WE’LL ALWAYS HAVE PARIS

Stories

by Ray Bradbury

Pub Date: Feb. 1st, 2009
ISBN: 978-0-06-167013-8
Publisher: Morrow/HarperCollins

Never-before-published stories from the prolific—and increasingly nostalgic—author of classics such as Fahrenheit 451 and The Martian Chronicles.

In the introduction to this collection, Bradbury (Now and Forever, 2007, etc.) advises the reader to “enjoy” the stories rather than “think about them too much. Just try to love them as I love them,” and these are indeed stories for enjoyment rather than for existential agony. We find here the usual range: some stories are sci-fi right out of the 1950s, some are eerily edgy, and some are a bit dewy-eyed. In “Fly Away Home,” Bradbury revisits familiar territory, the colonization of Mars. After a six-month, 60-million-mile voyage on the First Rocket, the pioneers almost immediately feel alienated and alone on the harsh Red planet, but the team psychiatrist had anticipated this estrangement and arranged for a Second Rocket to arrive, one containing all the accoutrements of Main Street and its sentimental attachments to the home planet—the crew is even able to get pineapple malts at the Martian drugstore. In “Arrival and Departure,” one of Bradbury’s most poignant flights of fancy, an old couple finally escapes their dreary indoor life and exultingly drinks in the glories of spring only to discover by the end of the day that they’re much more comfortable in the circumscribed and lonely life they’ve been living in their house.
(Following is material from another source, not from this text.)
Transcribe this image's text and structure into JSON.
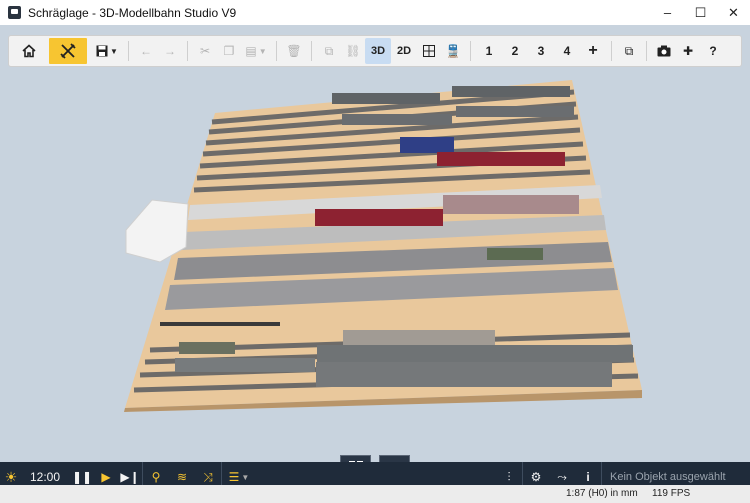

In the amusing “A Literary Encounter,” Charlie takes on the persona of whatever literary work he happens to be reading at the moment. His wife Marie is not too pleased when Charlie’s reading the expansive Thomas Wolfe or the ultraformal Samuel Johnson, so she persuades him to get reacquainted with the ten romantic books he was absorbed in when he was courting her.

Nothing too surprising, but the stories are pleasant and evocative.